The Phillies re-signed Lidge to a three-year, $37.5 million deal as a free agent, but unfortunately, that was his last completely healthy season. He gutted out 31 saves the following year, but his 7.21 ERA, 11 blown saves and eight losses attested to his erratic performance. Even so, manager Charlie Manuel stuck by his closer, preferring to leave the very capable Ryan Madson in the setup role — a testament to just how set in their ways winning managers can become in rationalizing sticking with "their guys."

Lidge converted three postseason save opportunities as the NL East-champion Phillies won the pennant, but fell prey to the Yankees in Game 4 of the World Series, as the Bronx Bombers rallied for three ninth-inning runs.

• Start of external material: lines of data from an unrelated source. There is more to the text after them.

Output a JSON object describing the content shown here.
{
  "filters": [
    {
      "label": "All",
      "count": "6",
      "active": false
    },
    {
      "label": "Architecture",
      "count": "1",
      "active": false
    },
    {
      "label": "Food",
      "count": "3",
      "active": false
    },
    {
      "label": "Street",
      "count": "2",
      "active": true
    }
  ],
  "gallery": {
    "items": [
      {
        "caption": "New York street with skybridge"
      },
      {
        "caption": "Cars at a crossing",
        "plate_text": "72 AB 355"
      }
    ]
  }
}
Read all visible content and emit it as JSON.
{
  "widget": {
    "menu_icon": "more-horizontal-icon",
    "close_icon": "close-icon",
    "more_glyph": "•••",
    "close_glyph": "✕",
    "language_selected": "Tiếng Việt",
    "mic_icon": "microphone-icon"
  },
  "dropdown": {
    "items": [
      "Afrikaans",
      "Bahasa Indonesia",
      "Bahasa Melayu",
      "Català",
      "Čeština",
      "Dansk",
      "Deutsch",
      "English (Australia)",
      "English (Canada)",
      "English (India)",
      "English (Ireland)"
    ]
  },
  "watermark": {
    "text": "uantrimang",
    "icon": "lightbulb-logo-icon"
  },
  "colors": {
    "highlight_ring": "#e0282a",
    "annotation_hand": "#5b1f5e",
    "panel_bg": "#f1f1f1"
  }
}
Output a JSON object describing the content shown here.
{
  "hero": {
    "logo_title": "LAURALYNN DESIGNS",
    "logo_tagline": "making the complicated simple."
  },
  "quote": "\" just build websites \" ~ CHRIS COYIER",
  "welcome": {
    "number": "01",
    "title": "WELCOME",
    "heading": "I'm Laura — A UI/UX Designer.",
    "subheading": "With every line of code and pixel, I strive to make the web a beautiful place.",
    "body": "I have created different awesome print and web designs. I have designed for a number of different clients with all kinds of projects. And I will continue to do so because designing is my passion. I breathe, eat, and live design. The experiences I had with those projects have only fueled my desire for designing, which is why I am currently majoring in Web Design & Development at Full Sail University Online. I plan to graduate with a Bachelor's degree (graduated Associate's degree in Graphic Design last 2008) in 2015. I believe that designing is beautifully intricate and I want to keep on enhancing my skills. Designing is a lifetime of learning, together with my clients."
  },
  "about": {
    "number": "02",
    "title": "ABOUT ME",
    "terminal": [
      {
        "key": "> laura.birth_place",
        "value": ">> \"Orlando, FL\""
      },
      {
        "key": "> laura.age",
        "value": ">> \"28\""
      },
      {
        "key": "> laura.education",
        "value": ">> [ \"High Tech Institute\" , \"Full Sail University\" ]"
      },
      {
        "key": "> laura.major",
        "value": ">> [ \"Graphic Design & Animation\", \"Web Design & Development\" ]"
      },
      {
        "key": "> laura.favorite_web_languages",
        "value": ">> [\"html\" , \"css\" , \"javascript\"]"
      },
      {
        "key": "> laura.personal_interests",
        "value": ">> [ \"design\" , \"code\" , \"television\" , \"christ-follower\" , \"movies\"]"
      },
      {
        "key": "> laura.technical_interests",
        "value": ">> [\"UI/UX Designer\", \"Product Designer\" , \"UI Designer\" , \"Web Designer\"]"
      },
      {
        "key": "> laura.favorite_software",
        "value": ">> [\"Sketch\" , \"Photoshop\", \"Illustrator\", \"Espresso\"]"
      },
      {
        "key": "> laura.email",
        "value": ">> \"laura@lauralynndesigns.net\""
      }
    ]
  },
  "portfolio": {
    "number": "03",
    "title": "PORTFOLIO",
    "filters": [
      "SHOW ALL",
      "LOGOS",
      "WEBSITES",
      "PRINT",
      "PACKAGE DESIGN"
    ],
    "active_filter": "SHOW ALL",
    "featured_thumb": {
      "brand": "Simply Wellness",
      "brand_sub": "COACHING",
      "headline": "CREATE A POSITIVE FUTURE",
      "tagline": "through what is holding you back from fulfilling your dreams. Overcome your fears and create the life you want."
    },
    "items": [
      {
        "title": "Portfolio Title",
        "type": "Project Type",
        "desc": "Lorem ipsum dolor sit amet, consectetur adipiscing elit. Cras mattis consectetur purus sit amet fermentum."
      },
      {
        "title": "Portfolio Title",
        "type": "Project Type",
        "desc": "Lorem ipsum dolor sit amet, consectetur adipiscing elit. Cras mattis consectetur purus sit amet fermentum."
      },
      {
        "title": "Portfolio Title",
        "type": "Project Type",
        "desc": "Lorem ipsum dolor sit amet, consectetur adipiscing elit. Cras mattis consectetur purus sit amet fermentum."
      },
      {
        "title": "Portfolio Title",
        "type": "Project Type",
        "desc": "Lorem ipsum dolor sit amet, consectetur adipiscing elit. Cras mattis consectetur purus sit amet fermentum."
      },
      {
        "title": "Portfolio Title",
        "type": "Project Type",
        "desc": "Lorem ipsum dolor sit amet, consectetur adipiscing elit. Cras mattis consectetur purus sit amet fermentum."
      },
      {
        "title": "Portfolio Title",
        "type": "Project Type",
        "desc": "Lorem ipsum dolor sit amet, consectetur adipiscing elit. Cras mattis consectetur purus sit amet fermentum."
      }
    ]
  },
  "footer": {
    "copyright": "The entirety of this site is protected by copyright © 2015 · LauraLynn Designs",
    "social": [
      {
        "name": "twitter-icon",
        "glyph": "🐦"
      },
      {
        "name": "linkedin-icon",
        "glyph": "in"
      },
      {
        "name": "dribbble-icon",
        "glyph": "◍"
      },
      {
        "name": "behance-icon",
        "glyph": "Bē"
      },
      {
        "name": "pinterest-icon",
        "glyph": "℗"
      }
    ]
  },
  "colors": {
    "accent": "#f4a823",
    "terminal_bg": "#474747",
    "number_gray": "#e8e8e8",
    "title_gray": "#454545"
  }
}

Never known for his ability to hold runners on, Lidge was caught off-guard by Johnny Damon's steal of second base, which was immediately followed by his famous dash to an uncovered third base. Damon's presence on third prevented Lidge from throwing a slider in the dirt and required him to rely on an increasingly ineffective fastball; Alex Rodriguez  hammered one to knock home the go-ahead run and the rally continued. The Yankees wound up beating the Phillies in six games.

Lidge underwent surgery to repair a torn flexor tendon and remove bone chips after the 2009 season, and missed most of April and May 2010 due to further complications. He did save 27 games with a 2.96 ERA, but his increasing reliance on his slider — by that point thrown more often than his flagging fastball — continued to take its toll. Shoulder problems limited him to just 19 1/3 innings and one save in 2011, the final year of his deal. He signed with the Nationals back in January, and had a brief opportunity to close when Drew Storen began the year on the DL, but he was rocked for a 9.64 ERA in 11 appearances before drawing his release in late June.